Abstract

As the number of array elements and bandwidth increase, the design challenges of the Phased Array Feed (PAF) front-end and its signal processing system increase. Aiming at the ng-PAF of the 110 m radio telescope, this article introduces the concept of fully digital receivers and attempts to use Radio Frequency System-on-Chip (RFSoC) technology to digitize close to the feed array, reduce the complexity and analog components of the front-end, and improve the fidelity of the signals. The article discusses the digital beamforming topology and designs a PAF signal processing experimental system based on RFSoC+GPU hybrid architecture. The system adopts a ZCU111 board to design RF-direct digitization and preprocessing front-end, which can sample eight signals up to 2.048 GSPS, 12 bit, channelize the signals into 1024 chunks, then reorder into four data streams and select one of the 256 MHz frequency bands to output through four 10 Gb links. A GPU server is equipped with four RTX 3090 GPUs running four HRBF_HASHPIPE instances, each receiving a 64 MHz bandwidth signal for high-throughput real-time beamforming.
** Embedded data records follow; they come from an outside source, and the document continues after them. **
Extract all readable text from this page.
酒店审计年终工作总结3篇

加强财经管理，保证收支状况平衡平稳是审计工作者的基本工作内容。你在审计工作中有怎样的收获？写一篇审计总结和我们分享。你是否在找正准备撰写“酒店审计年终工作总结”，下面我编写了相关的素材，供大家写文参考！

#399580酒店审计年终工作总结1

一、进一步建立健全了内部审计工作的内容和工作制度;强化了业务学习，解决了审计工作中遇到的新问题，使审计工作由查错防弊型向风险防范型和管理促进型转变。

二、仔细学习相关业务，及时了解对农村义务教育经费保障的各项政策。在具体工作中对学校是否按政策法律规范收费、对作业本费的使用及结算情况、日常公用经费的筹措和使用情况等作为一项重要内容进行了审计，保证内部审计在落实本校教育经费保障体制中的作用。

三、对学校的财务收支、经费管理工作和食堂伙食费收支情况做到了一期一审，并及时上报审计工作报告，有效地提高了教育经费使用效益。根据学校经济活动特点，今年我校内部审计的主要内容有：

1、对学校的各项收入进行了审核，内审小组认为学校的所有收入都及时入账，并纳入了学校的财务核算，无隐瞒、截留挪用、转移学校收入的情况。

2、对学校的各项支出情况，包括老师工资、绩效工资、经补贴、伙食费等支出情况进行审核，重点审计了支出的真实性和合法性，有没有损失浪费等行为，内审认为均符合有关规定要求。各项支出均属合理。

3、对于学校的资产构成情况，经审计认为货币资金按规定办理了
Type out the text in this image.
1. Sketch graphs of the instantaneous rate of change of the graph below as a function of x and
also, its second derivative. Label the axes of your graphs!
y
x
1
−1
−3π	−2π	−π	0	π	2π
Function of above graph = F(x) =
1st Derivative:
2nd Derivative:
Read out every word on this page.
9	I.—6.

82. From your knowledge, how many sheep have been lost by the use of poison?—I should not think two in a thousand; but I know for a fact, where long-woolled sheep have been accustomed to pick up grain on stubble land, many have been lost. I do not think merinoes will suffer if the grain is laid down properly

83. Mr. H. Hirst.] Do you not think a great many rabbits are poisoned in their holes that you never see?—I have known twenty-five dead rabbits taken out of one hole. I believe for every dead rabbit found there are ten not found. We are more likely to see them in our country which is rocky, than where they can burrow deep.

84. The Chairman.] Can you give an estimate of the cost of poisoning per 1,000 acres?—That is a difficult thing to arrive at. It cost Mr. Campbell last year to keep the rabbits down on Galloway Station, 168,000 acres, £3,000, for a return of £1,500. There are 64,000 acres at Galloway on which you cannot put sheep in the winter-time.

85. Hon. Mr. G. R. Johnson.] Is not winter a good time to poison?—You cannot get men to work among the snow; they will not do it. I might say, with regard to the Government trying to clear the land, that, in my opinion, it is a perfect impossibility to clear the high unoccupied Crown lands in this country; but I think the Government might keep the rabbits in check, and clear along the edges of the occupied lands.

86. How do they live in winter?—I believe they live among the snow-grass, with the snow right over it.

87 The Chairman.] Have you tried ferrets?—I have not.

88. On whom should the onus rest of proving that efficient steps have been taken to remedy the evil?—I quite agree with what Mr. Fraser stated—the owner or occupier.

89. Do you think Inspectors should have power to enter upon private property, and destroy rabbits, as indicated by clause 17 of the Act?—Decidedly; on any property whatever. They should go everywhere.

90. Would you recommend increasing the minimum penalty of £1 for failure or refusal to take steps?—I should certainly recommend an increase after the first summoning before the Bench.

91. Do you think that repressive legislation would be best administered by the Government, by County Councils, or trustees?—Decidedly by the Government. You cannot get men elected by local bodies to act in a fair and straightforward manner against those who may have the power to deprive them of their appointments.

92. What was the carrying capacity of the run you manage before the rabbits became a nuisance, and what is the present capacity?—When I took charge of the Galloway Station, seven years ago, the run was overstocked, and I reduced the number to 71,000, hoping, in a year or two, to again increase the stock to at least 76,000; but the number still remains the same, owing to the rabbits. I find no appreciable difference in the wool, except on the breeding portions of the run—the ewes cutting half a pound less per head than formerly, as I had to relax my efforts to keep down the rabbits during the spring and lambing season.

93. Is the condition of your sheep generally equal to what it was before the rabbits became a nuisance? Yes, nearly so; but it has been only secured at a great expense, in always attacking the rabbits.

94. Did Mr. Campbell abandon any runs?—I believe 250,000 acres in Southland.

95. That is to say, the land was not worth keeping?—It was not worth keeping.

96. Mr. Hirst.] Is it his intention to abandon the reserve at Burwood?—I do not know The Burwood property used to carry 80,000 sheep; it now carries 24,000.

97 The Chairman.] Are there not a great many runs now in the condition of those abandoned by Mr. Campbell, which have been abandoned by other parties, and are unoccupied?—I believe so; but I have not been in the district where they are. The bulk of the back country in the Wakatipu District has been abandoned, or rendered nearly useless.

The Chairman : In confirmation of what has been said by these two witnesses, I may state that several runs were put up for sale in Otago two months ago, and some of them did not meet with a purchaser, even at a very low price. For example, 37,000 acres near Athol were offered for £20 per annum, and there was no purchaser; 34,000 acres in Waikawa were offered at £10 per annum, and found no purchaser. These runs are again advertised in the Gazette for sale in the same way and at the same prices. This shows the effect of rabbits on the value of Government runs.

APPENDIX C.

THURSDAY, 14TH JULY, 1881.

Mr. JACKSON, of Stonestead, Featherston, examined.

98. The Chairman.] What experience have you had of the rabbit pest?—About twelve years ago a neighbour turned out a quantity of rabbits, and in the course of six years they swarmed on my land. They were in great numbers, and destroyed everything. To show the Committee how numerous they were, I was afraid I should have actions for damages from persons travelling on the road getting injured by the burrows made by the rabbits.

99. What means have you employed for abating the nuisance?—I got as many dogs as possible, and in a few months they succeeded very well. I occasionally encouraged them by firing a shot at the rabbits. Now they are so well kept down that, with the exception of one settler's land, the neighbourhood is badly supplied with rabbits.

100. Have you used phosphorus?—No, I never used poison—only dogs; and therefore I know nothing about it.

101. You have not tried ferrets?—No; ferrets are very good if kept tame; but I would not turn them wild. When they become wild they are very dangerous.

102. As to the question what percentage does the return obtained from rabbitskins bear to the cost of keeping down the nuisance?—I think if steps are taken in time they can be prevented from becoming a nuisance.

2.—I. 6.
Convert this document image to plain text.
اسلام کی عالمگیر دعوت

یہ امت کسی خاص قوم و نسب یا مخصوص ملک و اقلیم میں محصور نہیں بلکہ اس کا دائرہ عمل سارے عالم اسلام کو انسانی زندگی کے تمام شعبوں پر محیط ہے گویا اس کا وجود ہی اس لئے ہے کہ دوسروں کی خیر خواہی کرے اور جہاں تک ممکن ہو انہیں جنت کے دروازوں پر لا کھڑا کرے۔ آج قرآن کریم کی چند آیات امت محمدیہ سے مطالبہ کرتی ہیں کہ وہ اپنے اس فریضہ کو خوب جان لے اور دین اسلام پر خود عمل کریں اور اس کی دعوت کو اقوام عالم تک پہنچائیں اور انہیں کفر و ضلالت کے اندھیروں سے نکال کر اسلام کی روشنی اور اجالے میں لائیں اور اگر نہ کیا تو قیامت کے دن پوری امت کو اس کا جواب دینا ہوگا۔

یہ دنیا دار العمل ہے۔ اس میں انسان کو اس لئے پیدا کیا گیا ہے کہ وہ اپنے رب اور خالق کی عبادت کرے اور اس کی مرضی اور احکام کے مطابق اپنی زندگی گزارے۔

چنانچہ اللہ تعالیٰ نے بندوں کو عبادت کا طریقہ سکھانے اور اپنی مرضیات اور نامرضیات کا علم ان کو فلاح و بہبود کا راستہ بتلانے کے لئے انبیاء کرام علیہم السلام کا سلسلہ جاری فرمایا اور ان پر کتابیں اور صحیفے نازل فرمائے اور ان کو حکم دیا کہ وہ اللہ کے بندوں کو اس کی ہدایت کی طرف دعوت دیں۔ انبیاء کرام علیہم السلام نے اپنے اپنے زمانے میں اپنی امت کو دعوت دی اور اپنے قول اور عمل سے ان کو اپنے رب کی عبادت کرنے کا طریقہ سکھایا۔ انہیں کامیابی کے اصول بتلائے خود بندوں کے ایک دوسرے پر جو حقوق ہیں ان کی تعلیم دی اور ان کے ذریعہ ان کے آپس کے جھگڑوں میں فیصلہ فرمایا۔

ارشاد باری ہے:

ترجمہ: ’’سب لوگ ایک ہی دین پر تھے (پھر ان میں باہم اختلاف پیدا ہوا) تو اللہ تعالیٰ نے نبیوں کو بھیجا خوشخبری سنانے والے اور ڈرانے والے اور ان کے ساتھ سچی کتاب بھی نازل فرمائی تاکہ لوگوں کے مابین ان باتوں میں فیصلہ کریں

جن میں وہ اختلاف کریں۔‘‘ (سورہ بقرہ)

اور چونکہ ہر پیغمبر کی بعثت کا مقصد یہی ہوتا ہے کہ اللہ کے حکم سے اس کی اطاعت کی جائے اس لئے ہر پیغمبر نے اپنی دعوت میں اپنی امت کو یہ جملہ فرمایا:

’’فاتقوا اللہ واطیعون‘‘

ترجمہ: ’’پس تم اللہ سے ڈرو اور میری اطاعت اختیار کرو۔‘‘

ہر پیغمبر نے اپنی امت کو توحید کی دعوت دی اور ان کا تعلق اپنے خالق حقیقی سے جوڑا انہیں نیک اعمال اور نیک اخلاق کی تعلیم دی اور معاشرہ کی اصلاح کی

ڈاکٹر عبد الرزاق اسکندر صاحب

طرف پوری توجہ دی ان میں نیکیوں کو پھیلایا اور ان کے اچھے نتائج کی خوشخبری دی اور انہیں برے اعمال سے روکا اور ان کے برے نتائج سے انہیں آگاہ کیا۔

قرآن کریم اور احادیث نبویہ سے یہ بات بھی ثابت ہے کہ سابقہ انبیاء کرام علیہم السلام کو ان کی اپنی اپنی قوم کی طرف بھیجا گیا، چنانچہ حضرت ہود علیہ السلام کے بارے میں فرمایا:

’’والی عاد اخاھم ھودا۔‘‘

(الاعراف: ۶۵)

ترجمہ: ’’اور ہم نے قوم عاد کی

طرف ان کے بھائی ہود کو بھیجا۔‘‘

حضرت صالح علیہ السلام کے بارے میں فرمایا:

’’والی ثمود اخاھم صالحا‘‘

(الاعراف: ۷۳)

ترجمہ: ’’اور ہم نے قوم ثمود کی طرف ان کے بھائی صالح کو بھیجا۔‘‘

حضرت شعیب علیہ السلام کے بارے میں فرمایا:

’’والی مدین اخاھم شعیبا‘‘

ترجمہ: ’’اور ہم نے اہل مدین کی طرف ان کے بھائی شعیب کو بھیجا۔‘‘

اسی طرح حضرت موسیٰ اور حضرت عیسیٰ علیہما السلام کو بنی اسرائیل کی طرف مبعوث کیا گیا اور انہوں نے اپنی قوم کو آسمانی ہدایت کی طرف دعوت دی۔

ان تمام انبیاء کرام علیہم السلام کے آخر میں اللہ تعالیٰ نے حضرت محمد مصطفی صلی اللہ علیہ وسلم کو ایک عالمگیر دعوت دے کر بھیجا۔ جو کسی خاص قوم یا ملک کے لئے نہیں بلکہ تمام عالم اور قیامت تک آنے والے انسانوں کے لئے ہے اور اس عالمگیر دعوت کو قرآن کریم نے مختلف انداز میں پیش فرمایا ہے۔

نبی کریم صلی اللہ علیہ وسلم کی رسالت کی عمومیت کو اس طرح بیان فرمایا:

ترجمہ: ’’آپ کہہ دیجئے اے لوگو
The experimental system uses a signal generator to emulate Sa-like signals and propagates through rod antennas, which verifies the effectiveness of the beamforming algorithm. Performance tests show that after algorithm optimization, the average processing time for a given 4 ms data is less than 3 ms in the four-GPU parallel processing mode. The RFSoC integrated design shows significant advantages in power consumption and electromagnetic radiation compared with discrete circuits according to the measurement results.